A research team based at the National Centre for Groundwater Research and Training, at the Flinders University of South Australia, recently reported an opposite temporal pattern of terrestrial water storage (TWS) between eastern and western Australia. The researchers refer to this phenomenon as the TWS seesaws, somewhat similar to its counterparts of sea surface temperature or atmospheric pressure in different regions of oceans.

The TWS seesaw phenomenon is characterised by eastern Australia gaining water, while western Australia is losing water, and vice versa. Strong La Niña induced continent-wide wetting, resets this pattern, leaving each seesaw to last for 11± 5 years. It is found that the seesaw phenomenon disappears if the interval between two consecutive wetting episodes is too short or too long.

This TWS seesaw phenomenon is hidden in the time series of episodic wetting events in addition to large baseline interannual variability. The team was able to document five TWS seesaws in the last 110 years, with four consecutive seesaws over the past five decades.

(a) Spatial coefficients of the second EOF mode of TWS variation in Australia indicating an east-west opposite pattern. (b) Regional average TWS anomaly of eastern and western Australia during 1901-2014. Blue (red) asterisk (*) indicates the trend of eastern (western) Australia is significant (α=0.05), and the black asterisk indicates the changes of regional average TWS anomaly between eastern and western Australia are significantly different. Four consecutive seesaw wetting and drying phases between the two parts are observed in the past five decades. (c) ArcGIS base image of the Australian continent.

Initially, it was thought this TWS seesaw would be associated with a similar precipitation seesaw between the two parts of Australia. However, they found that precipitation itself does not explain the whole picture of the TWS seesaw.
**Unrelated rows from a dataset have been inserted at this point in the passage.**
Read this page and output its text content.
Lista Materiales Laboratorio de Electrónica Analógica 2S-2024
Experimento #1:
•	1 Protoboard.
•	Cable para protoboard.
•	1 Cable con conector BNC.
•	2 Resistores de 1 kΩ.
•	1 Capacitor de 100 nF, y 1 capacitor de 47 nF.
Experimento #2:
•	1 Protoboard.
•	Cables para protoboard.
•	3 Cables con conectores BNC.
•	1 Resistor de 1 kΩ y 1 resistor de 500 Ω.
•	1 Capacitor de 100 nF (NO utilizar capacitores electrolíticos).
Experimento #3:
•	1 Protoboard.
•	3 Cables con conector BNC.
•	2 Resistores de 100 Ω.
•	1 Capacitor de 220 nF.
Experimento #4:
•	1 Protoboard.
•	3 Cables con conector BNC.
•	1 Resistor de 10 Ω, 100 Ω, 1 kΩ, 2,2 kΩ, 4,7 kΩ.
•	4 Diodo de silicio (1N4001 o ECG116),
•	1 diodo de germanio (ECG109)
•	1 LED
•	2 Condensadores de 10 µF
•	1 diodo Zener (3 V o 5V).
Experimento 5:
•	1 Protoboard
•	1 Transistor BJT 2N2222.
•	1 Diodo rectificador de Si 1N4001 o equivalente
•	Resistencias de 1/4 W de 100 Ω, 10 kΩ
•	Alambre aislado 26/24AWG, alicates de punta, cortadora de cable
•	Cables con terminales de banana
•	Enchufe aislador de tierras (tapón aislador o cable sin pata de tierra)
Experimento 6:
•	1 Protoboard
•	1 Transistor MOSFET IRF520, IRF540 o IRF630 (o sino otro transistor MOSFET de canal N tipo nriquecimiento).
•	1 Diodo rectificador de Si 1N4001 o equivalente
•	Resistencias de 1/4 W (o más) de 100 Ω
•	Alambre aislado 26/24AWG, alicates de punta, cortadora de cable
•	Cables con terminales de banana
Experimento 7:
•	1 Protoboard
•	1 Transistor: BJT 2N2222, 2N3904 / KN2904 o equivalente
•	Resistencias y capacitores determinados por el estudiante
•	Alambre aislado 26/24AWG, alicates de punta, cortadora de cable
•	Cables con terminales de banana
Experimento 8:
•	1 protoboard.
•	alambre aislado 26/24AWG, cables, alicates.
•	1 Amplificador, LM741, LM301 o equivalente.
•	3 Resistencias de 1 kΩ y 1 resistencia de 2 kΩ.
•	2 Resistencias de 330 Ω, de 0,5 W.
A concept of woody vegetation – soil moisture interactions in response to large interannual precipitation variability, seems to nicely explain the TWS seesaws.

Vegetation degrades for a TWS-losing phase. Woody vegetation cover deviates from its normal condition, becoming very poor and of high flammability, at the end when the wetting episode comes. After this wetting episode, the starting poor woody vegetation cover is more likely to gain moisture in subsequent normal years, i.e., a TWS-gaining seesaw phase, which supports vegetation recovery.
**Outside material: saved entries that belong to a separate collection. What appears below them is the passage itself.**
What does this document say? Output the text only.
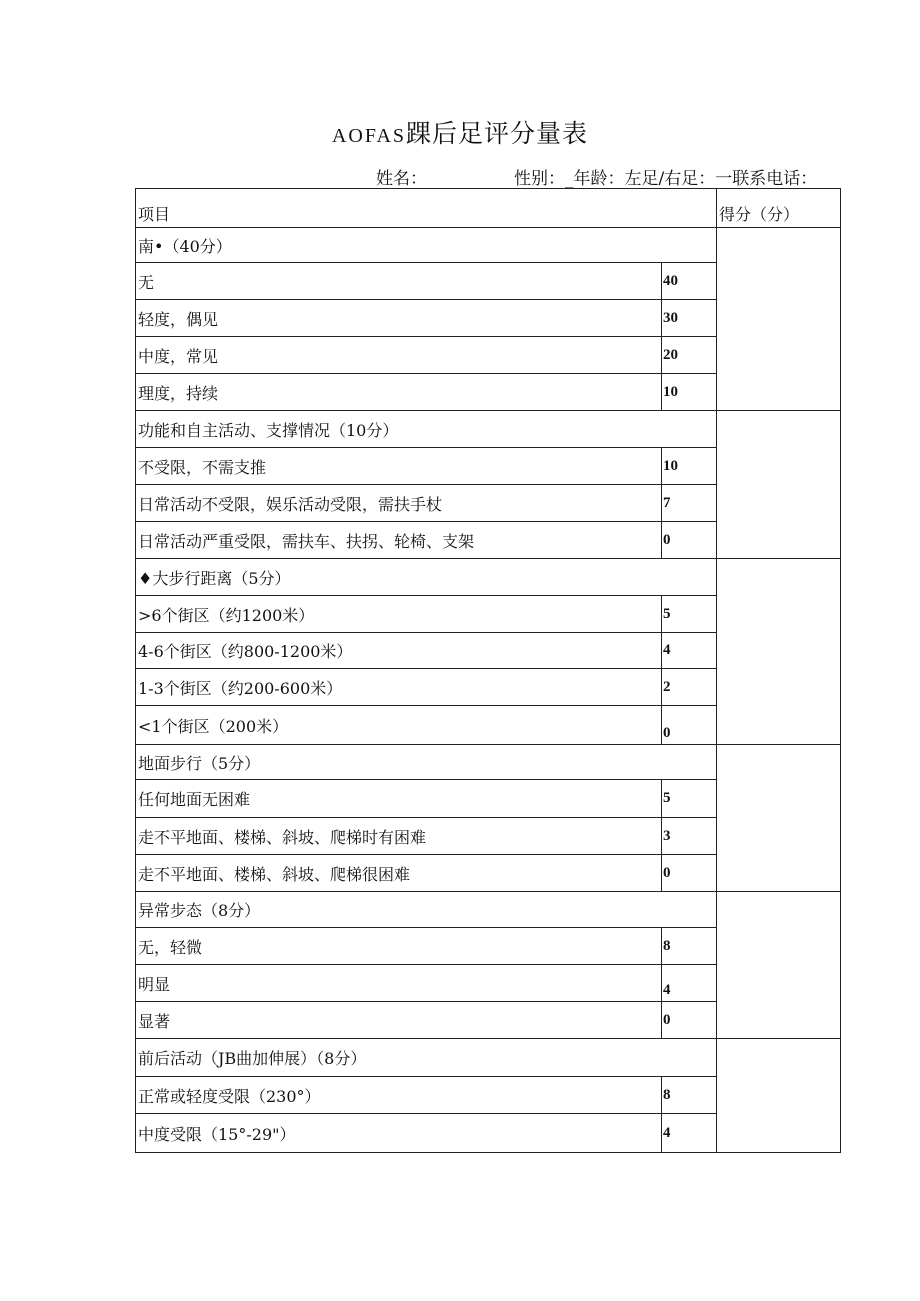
AOFAS踝后足评分量表
姓名：	性别：_年龄：左足/右足：一联系电话：
项目		得分（分）
南•（40分）		
无	40	
轻度，偶见	30	
中度，常见	20	
理度，持续	10	
功能和自主活动、支撑情况（10分）		
不受限，不需支推	10	
日常活动不受限，娱乐活动受限，需扶手杖	7	
日常活动严重受限，需扶车、扶拐、轮椅、支架	0	
♦大步行距离（5分）		
>6个街区（约1200米）	5	
4-6个街区（约800-1200米）	4	
1-3个街区（约200-600米）	2	
<1个街区（200米）	0	
地面步行（5分）		
任何地面无困难	5	
走不平地面、楼梯、斜坡、爬梯时有困难	3	
走不平地面、楼梯、斜坡、爬梯很困难	0	
异常步态（8分）		
无，轻微	8	
明显	4	
显著	0	
前后活动（JB曲加伸展）（8分）		
正常或轻度受限（230°）	8	
中度受限（15°-29"）	4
At the end of this TWS-gaining phase when the next wetting episode comes, the better-than-normal woody vegetation helps the landscape to replenish its moisture storage. Here is where the problem roots. This sudden moisture supply makes the healthy woody vegetation cover grows even thicker in a very short period. This, now much-thicker-than normal, woody vegetation continuously depletes the moisture storage and degrades the vegetation cover in the subsequent years. This turns a previous TWS-gaining phase to now a losing phase.

A schematic showing a possible mechanism of vegetation – soil moisture – climate interactions, explaining the observed TWS seesaws.
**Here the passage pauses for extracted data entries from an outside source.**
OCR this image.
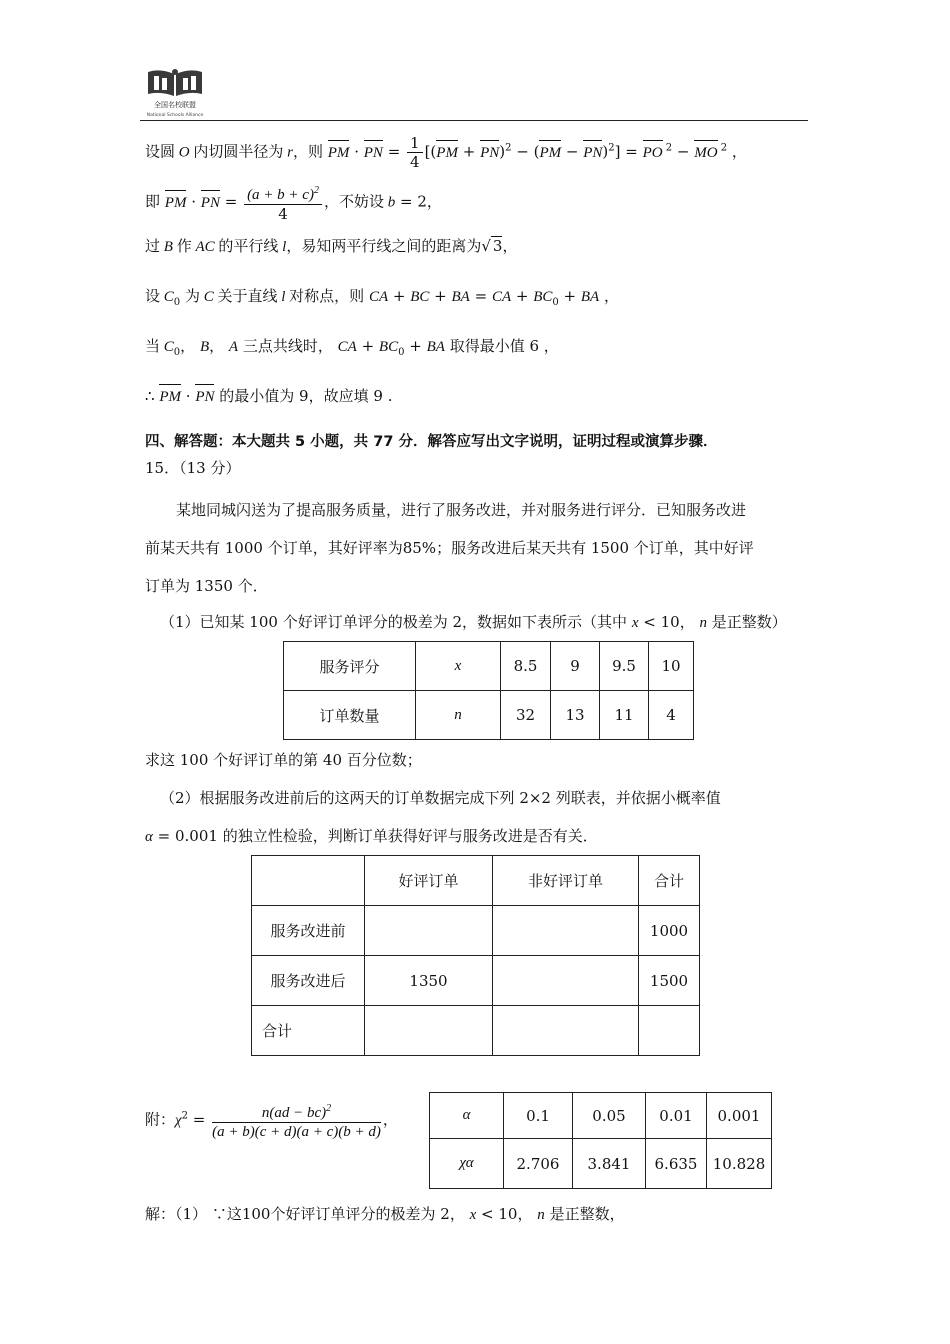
全国名校联盟
National Schools Alliance
设圆 O 内切圆半径为 r，则 PM · PN = $\frac{1}{4} [(PM + PN)^2 - (PM - PN)^2]$ = PO $^2$ − MO $^2$ ，
即 PM · PN = $\frac{(a + b + c)^2}{4}$ ，不妨设 b = 2，
过 B 作 AC 的平行线 l，易知两平行线之间的距离为√ 3，
设 $C_0$ 为 C 关于直线 l 对称点，则 CA + BC + BA = CA + $BC_0$ + BA ，
当 $C_0$， B， A 三点共线时， CA + $BC_0$ + BA 取得最小值 6 ，
∴ PM · PN 的最小值为 9，故应填 9 .
四、解答题：本大题共 5 小题，共 77 分．解答应写出文字说明，证明过程或演算步骤．
15．（13 分）
某地同城闪送为了提高服务质量，进行了服务改进，并对服务进行评分．已知服务改进
前某天共有 1000 个订单，其好评率为85%；服务改进后某天共有 1500 个订单，其中好评
订单为 1350 个．
（1）已知某 100 个好评订单评分的极差为 2，数据如下表所示（其中 x < 10， n 是正整数）
服务评分	x	8.5	9	9.5	10
订单数量	n	32	13	11	4
求这 100 个好评订单的第 40 百分位数；
（2）根据服务改进前后的这两天的订单数据完成下列 2×2 列联表，并依据小概率值
α = 0.001 的独立性检验，判断订单获得好评与服务改进是否有关．
	好评订单	非好评订单	合计
服务改进前			1000
服务改进后	1350		1500
合计			
附：$\chi^2 = \frac{n(ad - bc)^2}{(a + b)(c + d)(a + c)(b + d)}$ ，	α	0.1	0.05	0.01	0.001
χα	2.706	3.841	6.635	10.828
解：（1） ∵这100个好评订单评分的极差为 2， x < 10， n 是正整数，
This soil moisture-vegetation interactions in response to episodic wetting events nicely explains the TWS seesaw and its resetting patterns. It also explains why the seesaw disappears if the two wetting episodes are too close (1950-1955) or too far (1920-1950). If the interval is too short, woody vegetation still relies on moisture replenishment from the wetting episode. If it is too long, woody vegetation will develop an equilibrium with the climate norm of that interval.

The TWS seesaws and the possible mechanism proposed here have great implications for management of bushfire risk, water resources and agriculture in Australia, as discussed in the paper. Further investigation continues into what influences the TWS seesaw may have on near-surface microclimate and on terrestrial carbon assimilation. It remains to be seen if this continental-scale seesaw phenomenon has an impact on climate systems as oceanic seesaws do.